Advisor sees “political posturing” and lack of “material action” in mini budget

Efforts designed to address affordability may be 'too little too late' as CPI drops, but advisors can still help their clients even if government hasn't

Advisor sees “political posturing” and lack of “material action” in mini budget

Tuesday afternoon’s federal budget update added $20.8 billion in net new costs over the next six years. The primary focus of the so-called mini budget was housing affordability. Finance Minister Chrystia Freeland announced an additional $1 billion in the next three years to build more than 7,000 new affordable homes as well as $15 billion in new funding to build more than 30,000 new rental homes in Canada. That comes with announcements about crackdowns on the tax status of short-term rental housing like Airbnb, as well as some tweaks to the carbon tax. To one advisor, however, the mini budget feels like too little too late.

Shiraz Ahmed, Senior Financial Advisor & Senior Portfolio Manager of the Sartorial Wealth Team at Raymond James, sees a lot of politically pointed noised about helping with the cost of living crisis in Canada in this mini budget. However, this announcement comes on the heels of CPI falling faster than expected and a potential end to the most rapid interest rate hiking cycle we’ve seen in decades. The initiatives, therefore, might be too little too late. If taken a year ago, they might have made a difference on the issue of affordability, but as of now Ahmed sees more politics than anything else in this new spending plan.

“I think a lot of this was more political in nature than necessarily trying to really help Canadians as much as possible,” Ahmed says. “There are a handful of new potential programs on the housing front that I think are interesting but need to be fleshed out more, that’s I think where a lot of us are left asking ‘what’s actually going to happen here.’”

Ahmed sees potential for more immediate impact in changes to the Canadian mortgage charter, with the potential for extended amortization periods and the option for lenders to eliminate stress test requirements for certain qualified borrowers. When mortgage renewals come, Ahmed thinks there could be some sticker shock and these measures may help somewhat with that problem in the short-term.

There was more that Ahmed wished he saw in the update. For all the noise the Feds have made about grocery prices and considerations like amending the Competition Act to bring food prices down, we haven’t seen anything to that effect in this announcement. The same goes for the carbon tax, which Ahmed notes is increasingly unpopular and a driver of inflation. He believes that the small tweaks in the minibudget didn’t go far enough to deal with this additional expense during a difficult period for Canadians.

While the bank of Canada rate increases have been aimed at controlling inflation, it’s notable that an increase in government spending could have an inflationary impact on the overall economy. While Ahmed accepts there’s an element of contradiction between BoC and government policy, this is far from the most egregious spending increase he’s seen from the Feds, even in recent years.

If government has not done enough to manage the cost of living crisis for Canadians, Ahmed believes their advisors can step up to help. He thinks advisors can “put their planning hat on” and come up with strategies that will allow their clients to cope with high cost of living and high costs of borrowing.

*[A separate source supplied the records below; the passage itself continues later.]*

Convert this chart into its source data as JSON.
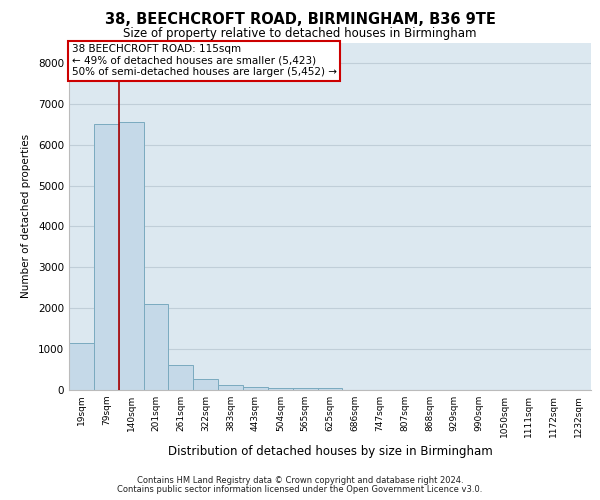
{
  "title_line1": "38, BEECHCROFT ROAD, BIRMINGHAM, B36 9TE",
  "title_line2": "Size of property relative to detached houses in Birmingham",
  "xlabel": "Distribution of detached houses by size in Birmingham",
  "ylabel": "Number of detached properties",
  "footer_line1": "Contains HM Land Registry data © Crown copyright and database right 2024.",
  "footer_line2": "Contains public sector information licensed under the Open Government Licence v3.0.",
  "categories": [
    "19sqm",
    "79sqm",
    "140sqm",
    "201sqm",
    "261sqm",
    "322sqm",
    "383sqm",
    "443sqm",
    "504sqm",
    "565sqm",
    "625sqm",
    "686sqm",
    "747sqm",
    "807sqm",
    "868sqm",
    "929sqm",
    "990sqm",
    "1050sqm",
    "1111sqm",
    "1172sqm",
    "1232sqm"
  ],
  "values": [
    1150,
    6500,
    6550,
    2100,
    600,
    280,
    130,
    80,
    55,
    45,
    50,
    0,
    0,
    0,
    0,
    0,
    0,
    0,
    0,
    0,
    0
  ],
  "bar_color": "#c5d9e8",
  "bar_edge_color": "#7aaabf",
  "vline_x_index": 1.5,
  "vline_color": "#aa0000",
  "annotation_box_text": "38 BEECHCROFT ROAD: 115sqm\n← 49% of detached houses are smaller (5,423)\n50% of semi-detached houses are larger (5,452) →",
  "annotation_box_color": "#cc0000",
  "annotation_box_fill": "#ffffff",
  "ylim": [
    0,
    8500
  ],
  "yticks": [
    0,
    1000,
    2000,
    3000,
    4000,
    5000,
    6000,
    7000,
    8000
  ],
  "grid_color": "#c0ced8",
  "bg_color": "#dce8f0"
}
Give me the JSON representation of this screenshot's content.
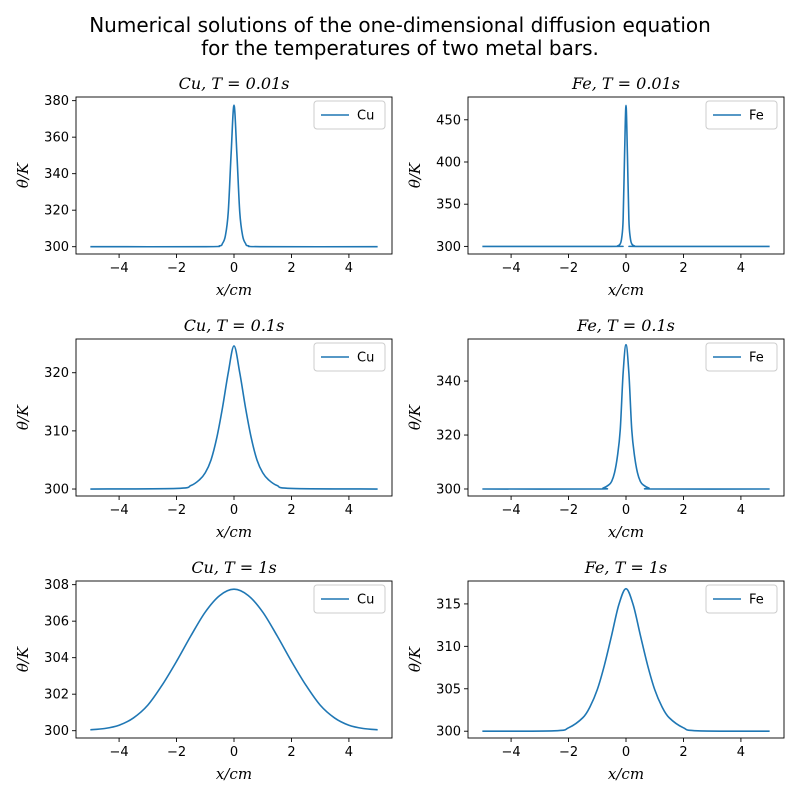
{
  "figure": {
    "suptitle_lines": [
      "Numerical solutions of the one-dimensional diffusion equation",
      "for the temperatures of two metal bars."
    ]
  },
  "chart_data": [
    {
      "type": "line",
      "title": "Cu, T = 0.01s",
      "xlabel": "x/cm",
      "ylabel": "θ/K",
      "xlim": [
        -5.5,
        5.5
      ],
      "ylim": [
        296,
        382
      ],
      "xticks": [
        -4,
        -2,
        0,
        2,
        4
      ],
      "yticks": [
        300,
        320,
        340,
        360,
        380
      ],
      "legend": "top-right",
      "grid": false,
      "series": [
        {
          "name": "Cu",
          "color": "#1f77b4",
          "x": [
            -5,
            -1,
            -0.5,
            -0.4,
            -0.3,
            -0.2,
            -0.1,
            0,
            0.1,
            0.2,
            0.3,
            0.4,
            0.5,
            1,
            5
          ],
          "y": [
            300,
            300,
            300.5,
            301.8,
            306,
            319,
            351,
            377.5,
            351,
            319,
            306,
            301.8,
            300.5,
            300,
            300
          ]
        }
      ]
    },
    {
      "type": "line",
      "title": "Fe, T = 0.01s",
      "xlabel": "x/cm",
      "ylabel": "θ/K",
      "xlim": [
        -5.5,
        5.5
      ],
      "ylim": [
        291,
        477
      ],
      "xticks": [
        -4,
        -2,
        0,
        2,
        4
      ],
      "yticks": [
        300,
        350,
        400,
        450
      ],
      "legend": "top-right",
      "grid": false,
      "series": [
        {
          "name": "Fe",
          "color": "#1f77b4",
          "x": [
            -5,
            -0.5,
            -0.3,
            -0.2,
            -0.15,
            -0.1,
            -0.05,
            0,
            0.05,
            0.1,
            0.15,
            0.2,
            0.3,
            0.5,
            5
          ],
          "y": [
            300,
            300,
            300.4,
            303,
            310,
            332,
            408,
            467,
            408,
            332,
            310,
            303,
            300.4,
            300,
            300
          ]
        }
      ]
    },
    {
      "type": "line",
      "title": "Cu, T = 0.1s",
      "xlabel": "x/cm",
      "ylabel": "θ/K",
      "xlim": [
        -5.5,
        5.5
      ],
      "ylim": [
        298.8,
        325.8
      ],
      "xticks": [
        -4,
        -2,
        0,
        2,
        4
      ],
      "yticks": [
        300,
        310,
        320
      ],
      "legend": "top-right",
      "grid": false,
      "series": [
        {
          "name": "Cu",
          "color": "#1f77b4",
          "x": [
            -5,
            -2,
            -1.5,
            -1.2,
            -1,
            -0.8,
            -0.6,
            -0.4,
            -0.2,
            0,
            0.2,
            0.4,
            0.6,
            0.8,
            1,
            1.2,
            1.5,
            2,
            5
          ],
          "y": [
            300,
            300.1,
            300.6,
            301.6,
            302.8,
            305,
            308.8,
            314,
            320,
            324.6,
            320,
            314,
            308.8,
            305,
            302.8,
            301.6,
            300.6,
            300.1,
            300
          ]
        }
      ]
    },
    {
      "type": "line",
      "title": "Fe, T = 0.1s",
      "xlabel": "x/cm",
      "ylabel": "θ/K",
      "xlim": [
        -5.5,
        5.5
      ],
      "ylim": [
        297.4,
        355.6
      ],
      "xticks": [
        -4,
        -2,
        0,
        2,
        4
      ],
      "yticks": [
        300,
        320,
        340
      ],
      "legend": "top-right",
      "grid": false,
      "series": [
        {
          "name": "Fe",
          "color": "#1f77b4",
          "x": [
            -5,
            -1,
            -0.8,
            -0.6,
            -0.5,
            -0.4,
            -0.3,
            -0.2,
            -0.1,
            0,
            0.1,
            0.2,
            0.3,
            0.4,
            0.5,
            0.6,
            0.8,
            1,
            5
          ],
          "y": [
            300,
            300,
            300.3,
            301.5,
            302.8,
            306,
            312,
            322,
            343,
            353.5,
            343,
            322,
            312,
            306,
            302.8,
            301.5,
            300.3,
            300,
            300
          ]
        }
      ]
    },
    {
      "type": "line",
      "title": "Cu, T = 1s",
      "xlabel": "x/cm",
      "ylabel": "θ/K",
      "xlim": [
        -5.5,
        5.5
      ],
      "ylim": [
        299.6,
        308.2
      ],
      "xticks": [
        -4,
        -2,
        0,
        2,
        4
      ],
      "yticks": [
        300,
        302,
        304,
        306,
        308
      ],
      "legend": "top-right",
      "grid": false,
      "series": [
        {
          "name": "Cu",
          "color": "#1f77b4",
          "x": [
            -5,
            -4.5,
            -4,
            -3.5,
            -3,
            -2.5,
            -2,
            -1.5,
            -1,
            -0.5,
            0,
            0.5,
            1,
            1.5,
            2,
            2.5,
            3,
            3.5,
            4,
            4.5,
            5
          ],
          "y": [
            300.05,
            300.12,
            300.3,
            300.7,
            301.4,
            302.5,
            303.8,
            305.2,
            306.5,
            307.4,
            307.75,
            307.4,
            306.5,
            305.2,
            303.8,
            302.5,
            301.4,
            300.7,
            300.3,
            300.12,
            300.05
          ]
        }
      ]
    },
    {
      "type": "line",
      "title": "Fe, T = 1s",
      "xlabel": "x/cm",
      "ylabel": "θ/K",
      "xlim": [
        -5.5,
        5.5
      ],
      "ylim": [
        299.2,
        317.7
      ],
      "xticks": [
        -4,
        -2,
        0,
        2,
        4
      ],
      "yticks": [
        300,
        305,
        310,
        315
      ],
      "legend": "top-right",
      "grid": false,
      "series": [
        {
          "name": "Fe",
          "color": "#1f77b4",
          "x": [
            -5,
            -2.5,
            -2,
            -1.5,
            -1.25,
            -1,
            -0.75,
            -0.5,
            -0.25,
            0,
            0.25,
            0.5,
            0.75,
            1,
            1.25,
            1.5,
            2,
            2.5,
            5
          ],
          "y": [
            300,
            300.05,
            300.4,
            301.6,
            302.9,
            304.9,
            307.8,
            311.3,
            314.9,
            316.8,
            314.9,
            311.3,
            307.8,
            304.9,
            302.9,
            301.6,
            300.4,
            300.05,
            300
          ]
        }
      ]
    }
  ]
}
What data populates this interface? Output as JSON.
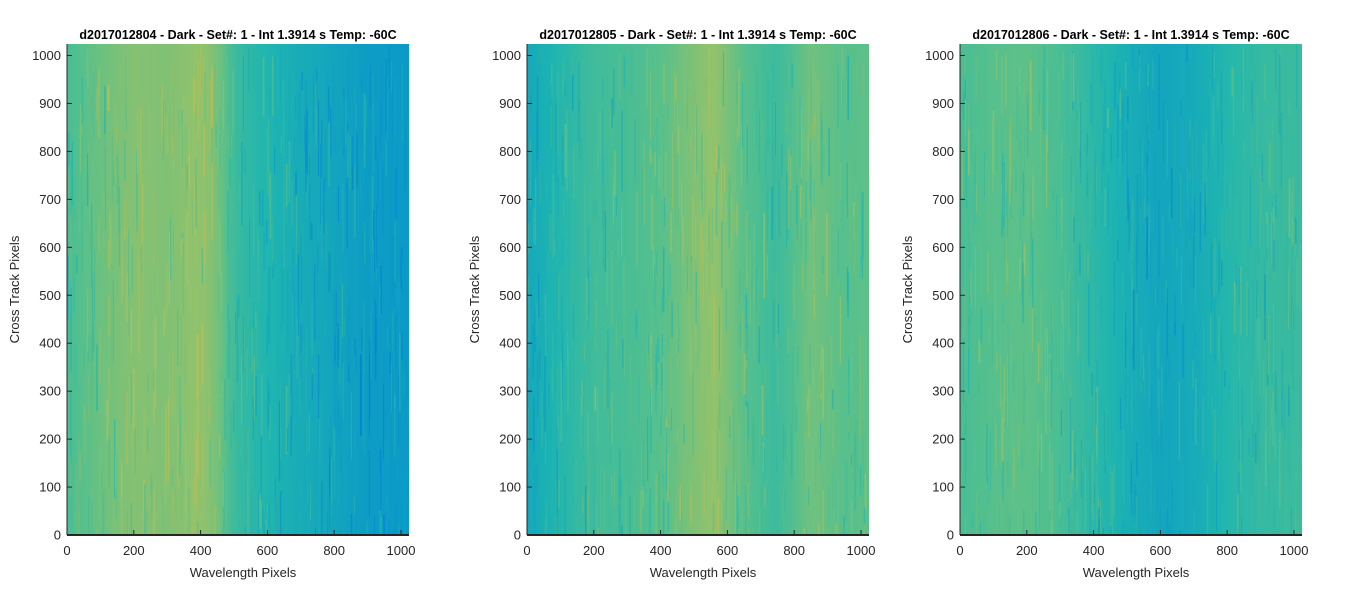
{
  "chart_data": [
    {
      "type": "heatmap",
      "title": "d2017012804 - Dark - Set#: 1 - Int 1.3914 s Temp: -60C",
      "xlabel": "Wavelength Pixels",
      "ylabel": "Cross Track Pixels",
      "xlim": [
        0,
        1024
      ],
      "ylim": [
        0,
        1024
      ],
      "xticks": [
        0,
        200,
        400,
        600,
        800,
        1000
      ],
      "yticks": [
        0,
        100,
        200,
        300,
        400,
        500,
        600,
        700,
        800,
        900,
        1000
      ],
      "column_profile": {
        "x": [
          0,
          100,
          200,
          300,
          400,
          450,
          500,
          600,
          700,
          800,
          900,
          1024
        ],
        "level": [
          0.55,
          0.66,
          0.74,
          0.72,
          0.78,
          0.7,
          0.5,
          0.4,
          0.33,
          0.28,
          0.22,
          0.2
        ]
      },
      "colormap": [
        "#0079d6",
        "#0b9ac7",
        "#1fb5b0",
        "#57c08c",
        "#9bc266",
        "#d3bb4a"
      ]
    },
    {
      "type": "heatmap",
      "title": "d2017012805 - Dark - Set#: 1 - Int 1.3914 s Temp: -60C",
      "xlabel": "Wavelength Pixels",
      "ylabel": "Cross Track Pixels",
      "xlim": [
        0,
        1024
      ],
      "ylim": [
        0,
        1024
      ],
      "xticks": [
        0,
        200,
        400,
        600,
        800,
        1000
      ],
      "yticks": [
        0,
        100,
        200,
        300,
        400,
        500,
        600,
        700,
        800,
        900,
        1000
      ],
      "column_profile": {
        "x": [
          0,
          100,
          200,
          300,
          400,
          500,
          560,
          650,
          750,
          850,
          950,
          1024
        ],
        "level": [
          0.3,
          0.42,
          0.52,
          0.55,
          0.6,
          0.72,
          0.78,
          0.6,
          0.5,
          0.68,
          0.6,
          0.62
        ]
      },
      "colormap": [
        "#0079d6",
        "#0b9ac7",
        "#1fb5b0",
        "#57c08c",
        "#9bc266",
        "#d3bb4a"
      ]
    },
    {
      "type": "heatmap",
      "title": "d2017012806 - Dark - Set#: 1 - Int 1.3914 s Temp: -60C",
      "xlabel": "Wavelength Pixels",
      "ylabel": "Cross Track Pixels",
      "xlim": [
        0,
        1024
      ],
      "ylim": [
        0,
        1024
      ],
      "xticks": [
        0,
        200,
        400,
        600,
        800,
        1000
      ],
      "yticks": [
        0,
        100,
        200,
        300,
        400,
        500,
        600,
        700,
        800,
        900,
        1000
      ],
      "column_profile": {
        "x": [
          0,
          100,
          200,
          300,
          400,
          500,
          600,
          700,
          800,
          900,
          1024
        ],
        "level": [
          0.55,
          0.6,
          0.62,
          0.55,
          0.45,
          0.35,
          0.28,
          0.32,
          0.42,
          0.48,
          0.5
        ]
      },
      "colormap": [
        "#0079d6",
        "#0b9ac7",
        "#1fb5b0",
        "#57c08c",
        "#9bc266",
        "#d3bb4a"
      ]
    }
  ]
}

Learn which provinces have the highest cost of living in Canada here.

While budgeting and spending controls are a useful tool, after a point people need to spend money to live. Advisors can also step up in this environment to help clients find ways to earn more. Ahmed suggests helping them prepare to negotiate for raises or more income, or encouraging them to start a side hustle can result in better outcomes for clients. An advisor can act as a coach and encourage an increase in income that can help clients manage moments like these.

There are also opportunities to help with client income through asset allocation. Those clients might be retirees or just individuals in need of extra income. GICs are yielding near 6% which Ahmed says is a “layup” for a low-risk rate. He thinks that government bonds offer a conservative position with attractive income yields, as do some dividend paying securities for clients with higher risk tolerances.

Overall, despite what he sees as budgetary measures coming too late, Ahmed thinks that advisors can step up and help their clients in ways that government simply can’t. 

“I couldn’t stress the need for financial planning more today than I have ever done in my career,” Ahmed says, “You have to have an idea of where people’s money is going, what their goals and objectives are, and what levers we can pull to get there.”